Computer engineers figured out Spirit’s problem before its batteries went beyond the point of no return. That rescue also revived the hopes of Grotzinger and the Spirit team.

“What they did in resurrecting Spirit is phenomenal. Incredibly brilliant,” he says. “They work like dogs. And they are so cool under pressure. I’ve worked at MIT for a long time, around lots of engineers I never really interacted with much. Nothing I’ve ever done has come close to the feeling I’ve got about engineers now.”

Nor has any science he’s done matched this work, he says.

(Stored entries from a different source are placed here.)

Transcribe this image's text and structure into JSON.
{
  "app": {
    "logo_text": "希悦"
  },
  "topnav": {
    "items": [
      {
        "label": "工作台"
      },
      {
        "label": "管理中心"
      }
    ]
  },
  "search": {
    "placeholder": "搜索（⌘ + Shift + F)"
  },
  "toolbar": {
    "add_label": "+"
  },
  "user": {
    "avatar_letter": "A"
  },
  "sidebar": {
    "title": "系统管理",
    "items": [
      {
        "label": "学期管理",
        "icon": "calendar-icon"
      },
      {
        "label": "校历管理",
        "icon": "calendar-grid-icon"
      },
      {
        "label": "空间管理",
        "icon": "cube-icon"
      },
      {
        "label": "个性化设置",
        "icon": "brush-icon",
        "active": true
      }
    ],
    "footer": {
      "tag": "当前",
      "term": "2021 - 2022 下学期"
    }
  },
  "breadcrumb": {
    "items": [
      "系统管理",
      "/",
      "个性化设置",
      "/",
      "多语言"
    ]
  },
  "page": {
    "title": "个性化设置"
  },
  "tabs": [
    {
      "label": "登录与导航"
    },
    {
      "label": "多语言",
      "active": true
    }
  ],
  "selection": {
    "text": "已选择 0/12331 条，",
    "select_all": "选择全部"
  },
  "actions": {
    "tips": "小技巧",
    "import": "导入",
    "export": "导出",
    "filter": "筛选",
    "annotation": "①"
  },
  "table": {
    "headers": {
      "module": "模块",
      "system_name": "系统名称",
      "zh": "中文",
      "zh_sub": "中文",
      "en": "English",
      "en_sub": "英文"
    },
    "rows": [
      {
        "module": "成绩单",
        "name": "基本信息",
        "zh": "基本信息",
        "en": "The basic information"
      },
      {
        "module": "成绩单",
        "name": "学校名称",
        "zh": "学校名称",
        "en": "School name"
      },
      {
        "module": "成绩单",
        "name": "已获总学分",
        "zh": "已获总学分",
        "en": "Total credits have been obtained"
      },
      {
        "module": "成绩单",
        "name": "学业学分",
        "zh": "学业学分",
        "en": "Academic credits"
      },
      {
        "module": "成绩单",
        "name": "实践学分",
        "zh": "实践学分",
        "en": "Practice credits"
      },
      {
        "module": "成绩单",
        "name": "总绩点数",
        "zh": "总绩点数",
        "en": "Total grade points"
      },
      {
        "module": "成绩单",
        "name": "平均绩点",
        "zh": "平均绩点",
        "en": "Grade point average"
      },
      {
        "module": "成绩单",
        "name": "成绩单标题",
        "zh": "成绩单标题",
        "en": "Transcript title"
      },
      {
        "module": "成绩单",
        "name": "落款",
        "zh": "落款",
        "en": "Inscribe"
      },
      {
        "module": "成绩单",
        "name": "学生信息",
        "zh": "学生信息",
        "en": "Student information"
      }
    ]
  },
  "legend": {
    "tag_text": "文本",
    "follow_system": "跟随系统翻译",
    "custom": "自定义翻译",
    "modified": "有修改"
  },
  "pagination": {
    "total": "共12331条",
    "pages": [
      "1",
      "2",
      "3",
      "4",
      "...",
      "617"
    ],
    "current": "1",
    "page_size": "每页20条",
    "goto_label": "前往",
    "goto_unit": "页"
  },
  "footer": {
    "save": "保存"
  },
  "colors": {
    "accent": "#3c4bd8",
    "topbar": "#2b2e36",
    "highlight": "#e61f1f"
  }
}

“It’s incredible. It’s changed my life.  I’ve never done anything like this before. We geologists work in the field, usually alone or with a couple students or colleagues. Here we interact with and benefit from 50 other people, literally minute by minute.”

Oh, and there is that small matter of being a key member of a team that may well establish the plausibility of life on another planet.

“I feel so lucky to be a part of this," Grotzinger says. “There’s nothing like it.”